UN spotlights digitization of audiovisual archives to preserve human history on World Day
27 October 2019
On Sunday, marking the annual World Day for Audiovisual Heritage, the
United Nations recognized the hard work of thousands of preservation
experts, from librarians to archivists and caretakers, whose knowledge
and devotion is helping ensure the world does not lose valuable history
written on film, and in radio and television.
Audiovisual
documents contain the primary records of the history of the 20th and
21st centuries, enabling us to pass down common heritage across
generations, however, the moving pictures and radio sounds capturing our
collective pasts run the risk of vanishing through decay, or being lost
to time as the technology once used to handle them becomes obsolete.
The theme of this year’s World Day, “Engage the Past Through Sound and Images” praises the expertise of the people working to safeguard collections of the past for generations to come, which without, “large portions of our cultural heritage would disappear to be lost forever”, the UN said on the Day.
In 2005, the United Nations Education, Scientific and Cultural Organization (UNESCO) approved commemoration of the Day every 27 October, at it’s biennial meeting of Member States to spotlight the need for urgent conservation measures of important audiovisual files-a parallel effort to the entity’s establishment of the Memory of the World Programme, in 1992, which made clear that significant audiovisual collections worldwide suffered a variety of detrimental fates.
War, looting and dispersal, illegal trading, and preservation funding shortfalls are a few of the burdens that have threatened precious archive holdings for centuries.
For material still intact, digitizing physical records has been a method of escaping inevitable wear and tear from decades of handling, and extending the longevity of audiovisual libraries.
UNESCO in 2015 launched a fundraising project to create digital surrogates of the Organisation’s archives dating back to its predecessors, including the League of Nations’ International Institute for Intellectual Cooperation.
The institutional archives and historical audiovisual collections contain evidence of more than 70 years of ideas and actions for peace and international understanding that span the Organization’s wide-ranging fields of competence.
Three years on, the Organisation’s Paris headquarters began housing a digitization lab for material to be more efficiently sorted, digitized, quality checked, and made available online.
A wealth of 5,000 photos, 8,000 hours of sound recordings, 45 hours of film, and 560,000 pages of governing body documents capture oceanography, space exploration, human rights communications, and traces of intellectual figures such as Marie Curie, Albert Einstein, Masaharu Anesaki and more.

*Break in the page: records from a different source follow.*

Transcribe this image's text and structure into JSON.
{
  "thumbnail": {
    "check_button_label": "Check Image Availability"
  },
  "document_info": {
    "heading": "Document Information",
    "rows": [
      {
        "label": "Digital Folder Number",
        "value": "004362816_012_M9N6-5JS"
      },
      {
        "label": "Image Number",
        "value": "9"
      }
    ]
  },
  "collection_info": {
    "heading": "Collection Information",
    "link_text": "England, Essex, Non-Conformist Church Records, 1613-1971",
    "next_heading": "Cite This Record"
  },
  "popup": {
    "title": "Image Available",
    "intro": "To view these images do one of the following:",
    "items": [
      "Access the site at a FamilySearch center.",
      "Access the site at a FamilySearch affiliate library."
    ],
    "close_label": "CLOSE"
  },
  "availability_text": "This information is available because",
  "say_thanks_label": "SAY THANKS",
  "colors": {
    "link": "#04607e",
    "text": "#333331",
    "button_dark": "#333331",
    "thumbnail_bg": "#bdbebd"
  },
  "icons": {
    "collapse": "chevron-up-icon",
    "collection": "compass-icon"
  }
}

Click here to experience the online library thus far.
UNESCO's Director-General, Audrey Azoulay, said the Day marks an occasion "to remember the importance of audiovisual materials for connecting with our history and understanding who we are today."
"The past century was marked by unprecedented human development and world-shaping events. We must ensure its lessons are transmitted to future generations", she urged.
The theme of this year’s World Day, “Engage the Past Through Sound and Images” praises the expertise of the people working to safeguard collections of the past for generations to come, which without, “large portions of our cultural heritage would disappear to be lost forever”, the UN said on the Day.
In 2005, the United Nations Education, Scientific and Cultural Organization (UNESCO) approved commemoration of the Day every 27 October, at it’s biennial meeting of Member States to spotlight the need for urgent conservation measures of important audiovisual files-a parallel effort to the entity’s establishment of the Memory of the World Programme, in 1992, which made clear that significant audiovisual collections worldwide suffered a variety of detrimental fates.
War, looting and dispersal, illegal trading, and preservation funding shortfalls are a few of the burdens that have threatened precious archive holdings for centuries.
For material still intact, digitizing physical records has been a method of escaping inevitable wear and tear from decades of handling, and extending the longevity of audiovisual libraries.
UNESCO in 2015 launched a fundraising project to create digital surrogates of the Organisation’s archives dating back to its predecessors, including the League of Nations’ International Institute for Intellectual Cooperation.
The institutional archives and historical audiovisual collections contain evidence of more than 70 years of ideas and actions for peace and international understanding that span the Organization’s wide-ranging fields of competence.
Three years on, the Organisation’s Paris headquarters began housing a digitization lab for material to be more efficiently sorted, digitized, quality checked, and made available online.
A wealth of 5,000 photos, 8,000 hours of sound recordings, 45 hours of film, and 560,000 pages of governing body documents capture oceanography, space exploration, human rights communications, and traces of intellectual figures such as Marie Curie, Albert Einstein, Masaharu Anesaki and more.
Click here to experience the online library thus far.
UNESCO's Director-General, Audrey Azoulay, said the Day marks an occasion "to remember the importance of audiovisual materials for connecting with our history and understanding who we are today."
"The past century was marked by unprecedented human development and world-shaping events. We must ensure its lessons are transmitted to future generations", she urged.